To put it simply, most classifications are about just how smart a chatbot is in having a conversation. As Ellis Pratt sums up in his great text “Artificial Intelligence and Chatbots in Technical Communication – A Primer“ (which is indeed a must-read for all Information Developers), we can differentiate between script-based chatbots and AI-based chatbots.
- Script-based chatbots
These “not-so-smart” chatbots work according to the rules or scenarios written for them. They are able to understand you only if your answer strictly coincides with the answers they expect. Usually, during a conversation, you are offered several options that you can select as an answer. Options may be presented to you as buttons.
For example, take a look at Scoop, the news chatbot by Microsoft.
Notice how news summaries are presented in a conversational form.
Additionally, Scoop can search for the “unexpected” requests:
- AI-based chatbots
These “smarter” bots use the Artificial Intelligence technology to analyze your responses, find the most relevant answer, and learn in the process. Take, for example, the Mitsuku bot. In 2016, Mitsuku won the Loebner prize for being the most human-like chatbot, which means it passed the Turing test!
A good example of AI-powered chatbot is Poncho, the weather chatbot that searches for a weather forecast for your location, offers you predefined options to choose from, understands your replies, and occasionally cracks a joke. Poncho creator Sam Mandel is quoted saying that “thanks to a team of writers updating the bot’s library of knowledge every day, Poncho already has opinions on random, non-weather related topics like guacamole recipes and superhero movies”. Writers, see?
You can type something else and see if Poncho understands:
What a sly guy!
Why should we care?
I can think of several reasons why Information Developers should pay close attention to the emerging chatbots trend.

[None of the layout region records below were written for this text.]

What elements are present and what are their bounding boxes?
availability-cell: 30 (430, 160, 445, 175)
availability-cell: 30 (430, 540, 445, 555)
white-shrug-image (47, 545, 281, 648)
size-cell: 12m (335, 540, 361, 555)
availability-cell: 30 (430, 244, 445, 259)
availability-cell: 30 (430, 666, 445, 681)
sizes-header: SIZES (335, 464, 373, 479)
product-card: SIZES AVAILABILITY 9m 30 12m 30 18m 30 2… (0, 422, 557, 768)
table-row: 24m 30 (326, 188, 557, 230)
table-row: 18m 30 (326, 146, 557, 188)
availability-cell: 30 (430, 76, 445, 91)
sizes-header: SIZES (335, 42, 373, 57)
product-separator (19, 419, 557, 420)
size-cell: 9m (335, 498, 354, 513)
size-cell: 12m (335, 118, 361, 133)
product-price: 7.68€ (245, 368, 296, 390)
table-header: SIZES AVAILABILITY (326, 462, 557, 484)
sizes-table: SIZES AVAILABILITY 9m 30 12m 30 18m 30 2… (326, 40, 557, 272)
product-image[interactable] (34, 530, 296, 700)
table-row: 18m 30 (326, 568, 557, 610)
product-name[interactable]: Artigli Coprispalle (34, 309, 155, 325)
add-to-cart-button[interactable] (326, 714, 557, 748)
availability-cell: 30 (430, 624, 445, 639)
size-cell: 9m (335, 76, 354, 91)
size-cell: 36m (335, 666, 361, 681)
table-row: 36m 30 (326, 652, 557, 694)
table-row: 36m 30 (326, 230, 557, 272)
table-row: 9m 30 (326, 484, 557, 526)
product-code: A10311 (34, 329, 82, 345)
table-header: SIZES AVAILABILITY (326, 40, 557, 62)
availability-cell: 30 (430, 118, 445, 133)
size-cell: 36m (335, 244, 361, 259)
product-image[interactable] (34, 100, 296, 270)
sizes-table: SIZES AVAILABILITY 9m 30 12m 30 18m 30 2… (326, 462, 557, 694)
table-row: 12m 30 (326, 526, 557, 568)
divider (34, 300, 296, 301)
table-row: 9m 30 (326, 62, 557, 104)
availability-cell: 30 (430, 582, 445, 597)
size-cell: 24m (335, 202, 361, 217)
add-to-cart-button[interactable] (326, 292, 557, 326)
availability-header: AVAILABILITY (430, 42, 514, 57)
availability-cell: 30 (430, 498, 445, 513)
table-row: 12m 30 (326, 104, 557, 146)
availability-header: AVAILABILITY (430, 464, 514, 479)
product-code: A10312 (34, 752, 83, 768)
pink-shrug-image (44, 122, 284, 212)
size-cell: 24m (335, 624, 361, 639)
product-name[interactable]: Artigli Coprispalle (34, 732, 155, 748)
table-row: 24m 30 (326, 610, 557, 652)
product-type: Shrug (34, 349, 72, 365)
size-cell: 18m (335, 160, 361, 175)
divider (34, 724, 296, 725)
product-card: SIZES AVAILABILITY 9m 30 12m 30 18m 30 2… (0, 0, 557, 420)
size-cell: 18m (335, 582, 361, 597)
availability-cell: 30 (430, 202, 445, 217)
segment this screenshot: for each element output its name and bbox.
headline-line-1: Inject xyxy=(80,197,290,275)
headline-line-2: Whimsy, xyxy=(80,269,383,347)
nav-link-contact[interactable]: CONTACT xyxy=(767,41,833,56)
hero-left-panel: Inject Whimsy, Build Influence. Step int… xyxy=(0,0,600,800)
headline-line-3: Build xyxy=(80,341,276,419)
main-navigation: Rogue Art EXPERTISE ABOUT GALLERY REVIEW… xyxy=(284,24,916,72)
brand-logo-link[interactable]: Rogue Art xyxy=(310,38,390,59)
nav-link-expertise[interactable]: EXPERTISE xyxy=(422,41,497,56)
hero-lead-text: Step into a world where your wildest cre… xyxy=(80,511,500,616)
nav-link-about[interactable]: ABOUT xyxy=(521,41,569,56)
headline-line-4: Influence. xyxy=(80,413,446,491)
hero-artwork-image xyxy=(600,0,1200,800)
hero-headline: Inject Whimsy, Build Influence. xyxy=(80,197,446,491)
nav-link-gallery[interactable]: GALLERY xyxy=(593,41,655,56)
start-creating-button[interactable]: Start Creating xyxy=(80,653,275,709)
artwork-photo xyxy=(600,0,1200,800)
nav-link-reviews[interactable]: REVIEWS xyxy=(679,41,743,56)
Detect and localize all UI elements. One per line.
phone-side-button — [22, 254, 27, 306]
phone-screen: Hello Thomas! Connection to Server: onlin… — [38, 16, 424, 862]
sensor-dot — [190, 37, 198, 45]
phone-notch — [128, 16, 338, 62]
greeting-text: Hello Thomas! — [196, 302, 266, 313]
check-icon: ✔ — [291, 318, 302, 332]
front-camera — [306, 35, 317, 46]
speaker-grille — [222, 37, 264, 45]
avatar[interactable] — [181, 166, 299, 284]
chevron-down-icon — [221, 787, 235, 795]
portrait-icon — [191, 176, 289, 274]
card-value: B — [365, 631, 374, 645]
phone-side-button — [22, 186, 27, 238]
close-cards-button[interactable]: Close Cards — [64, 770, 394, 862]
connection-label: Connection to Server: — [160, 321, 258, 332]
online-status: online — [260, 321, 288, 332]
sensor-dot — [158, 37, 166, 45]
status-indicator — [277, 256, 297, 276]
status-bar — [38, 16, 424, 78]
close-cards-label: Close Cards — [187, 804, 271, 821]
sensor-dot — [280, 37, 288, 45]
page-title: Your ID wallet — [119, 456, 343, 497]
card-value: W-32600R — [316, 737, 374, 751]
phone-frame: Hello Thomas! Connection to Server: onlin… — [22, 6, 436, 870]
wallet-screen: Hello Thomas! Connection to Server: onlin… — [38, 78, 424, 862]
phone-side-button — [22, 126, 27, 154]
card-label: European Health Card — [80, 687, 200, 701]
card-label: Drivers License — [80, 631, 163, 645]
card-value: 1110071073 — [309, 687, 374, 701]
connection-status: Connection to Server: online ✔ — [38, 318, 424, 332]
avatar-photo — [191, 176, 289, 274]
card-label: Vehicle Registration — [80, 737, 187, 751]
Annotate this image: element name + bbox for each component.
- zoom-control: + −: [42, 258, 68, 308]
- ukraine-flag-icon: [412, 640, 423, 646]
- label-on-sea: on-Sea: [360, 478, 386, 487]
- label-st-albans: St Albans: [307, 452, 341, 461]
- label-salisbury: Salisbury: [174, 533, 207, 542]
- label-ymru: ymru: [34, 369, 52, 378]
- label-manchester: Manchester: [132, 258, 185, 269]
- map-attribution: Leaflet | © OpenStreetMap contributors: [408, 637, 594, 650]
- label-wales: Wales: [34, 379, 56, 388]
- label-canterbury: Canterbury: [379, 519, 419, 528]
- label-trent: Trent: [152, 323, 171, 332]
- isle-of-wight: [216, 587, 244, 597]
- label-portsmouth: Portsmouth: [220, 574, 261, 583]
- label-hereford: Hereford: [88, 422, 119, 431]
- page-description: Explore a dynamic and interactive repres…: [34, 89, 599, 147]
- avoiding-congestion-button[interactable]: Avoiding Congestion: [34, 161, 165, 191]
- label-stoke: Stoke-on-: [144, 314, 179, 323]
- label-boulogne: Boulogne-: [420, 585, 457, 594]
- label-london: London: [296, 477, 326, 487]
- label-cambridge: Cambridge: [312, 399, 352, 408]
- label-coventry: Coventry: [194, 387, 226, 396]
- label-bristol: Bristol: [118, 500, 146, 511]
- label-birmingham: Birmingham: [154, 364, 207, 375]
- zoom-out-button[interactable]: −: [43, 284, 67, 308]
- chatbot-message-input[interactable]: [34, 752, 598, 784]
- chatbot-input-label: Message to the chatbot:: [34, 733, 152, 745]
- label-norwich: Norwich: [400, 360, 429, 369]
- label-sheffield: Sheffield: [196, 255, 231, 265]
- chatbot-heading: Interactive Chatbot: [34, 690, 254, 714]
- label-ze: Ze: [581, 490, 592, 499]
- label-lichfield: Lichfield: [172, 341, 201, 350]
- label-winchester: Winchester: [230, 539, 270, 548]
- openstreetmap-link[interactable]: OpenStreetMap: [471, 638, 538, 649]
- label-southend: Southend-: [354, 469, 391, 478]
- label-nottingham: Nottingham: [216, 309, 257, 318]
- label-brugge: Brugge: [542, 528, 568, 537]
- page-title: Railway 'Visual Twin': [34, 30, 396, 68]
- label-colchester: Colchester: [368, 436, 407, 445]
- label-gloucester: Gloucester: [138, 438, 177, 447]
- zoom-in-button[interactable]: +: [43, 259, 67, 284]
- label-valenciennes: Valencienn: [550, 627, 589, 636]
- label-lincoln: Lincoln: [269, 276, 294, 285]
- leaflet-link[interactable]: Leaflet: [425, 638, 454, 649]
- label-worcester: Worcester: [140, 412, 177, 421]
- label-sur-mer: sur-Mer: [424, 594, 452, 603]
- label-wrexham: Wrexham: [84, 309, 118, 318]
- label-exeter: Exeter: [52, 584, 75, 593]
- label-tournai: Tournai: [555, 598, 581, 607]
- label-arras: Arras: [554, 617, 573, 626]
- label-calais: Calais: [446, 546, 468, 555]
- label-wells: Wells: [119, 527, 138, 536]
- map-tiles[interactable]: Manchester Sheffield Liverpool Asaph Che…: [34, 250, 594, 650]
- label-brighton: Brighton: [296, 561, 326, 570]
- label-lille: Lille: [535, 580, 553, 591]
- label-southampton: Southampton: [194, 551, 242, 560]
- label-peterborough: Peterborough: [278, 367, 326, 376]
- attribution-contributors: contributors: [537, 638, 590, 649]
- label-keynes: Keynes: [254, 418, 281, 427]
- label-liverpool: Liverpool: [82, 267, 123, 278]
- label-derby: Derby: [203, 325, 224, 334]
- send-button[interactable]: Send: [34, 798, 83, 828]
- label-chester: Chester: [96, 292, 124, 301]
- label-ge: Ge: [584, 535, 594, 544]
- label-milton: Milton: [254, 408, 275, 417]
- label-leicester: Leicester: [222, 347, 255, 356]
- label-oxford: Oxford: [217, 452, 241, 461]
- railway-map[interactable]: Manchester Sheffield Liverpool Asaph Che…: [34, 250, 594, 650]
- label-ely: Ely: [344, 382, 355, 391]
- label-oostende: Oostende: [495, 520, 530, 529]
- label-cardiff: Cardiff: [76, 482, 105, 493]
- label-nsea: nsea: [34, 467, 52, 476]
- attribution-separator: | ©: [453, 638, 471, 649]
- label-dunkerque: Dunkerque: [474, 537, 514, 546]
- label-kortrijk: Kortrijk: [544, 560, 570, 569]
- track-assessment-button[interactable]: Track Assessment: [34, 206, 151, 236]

Reason 1: Chatbots require good writing
With bots employing the conversational user interface, the quality script is a major component of a bot’s success. Bot’s authors must possess exceptional audience analysis skill, understand user goals, and be able to write with empathy—the qualities required from InfoDevs. Well, and have a good sense of humor.
Now, take a look at how it is done:
- Here is a great story about experiences and lessons learned of a TechComm team working on a chatbot script for the first time.
- I also invite you to read a great experience-sharing post about dealing with conversational design form the content writer’s perspective.
Reason 2: Chatbots are a channel for our existing deliverables
Use cases for chatbots are not limited to helping a user perform a simple practical task, such as ordering pizza, getting news reports, or booking a hotel. Chatbots can also help users out with an application or website, offering relevant Help topics, FAQ sections, or knowledge base entries.
What would it mean in practice? As Ellis Pratt suggests, we need to make sure that our writing is chatbot-ready.
To be provided via a chatbot medium, our writing should be structured so that chatbots can process its meaning or semantics, for example, reading metadata or keywords from the tag in HTML. Metadata would help a chatbot “understand” which topic is relevant to a user’s question. Metadata can include a component and feature name, task, user role (admin or non-admin user), and more.
Additionally, we get one more reason to make sure that each topic answers one specific question a user might ask.
Chatbots are coming. In fact, they are already here, so let’s not overlook this trend as it gains momentum. Being aware might be your competitive advantage. Even if you are not writing for a chatbot now, you can keep this potential possibility in mind.
What are your experiences with chatbots? What do you think of a chatbot delivering users Help topics? Please share your ideas.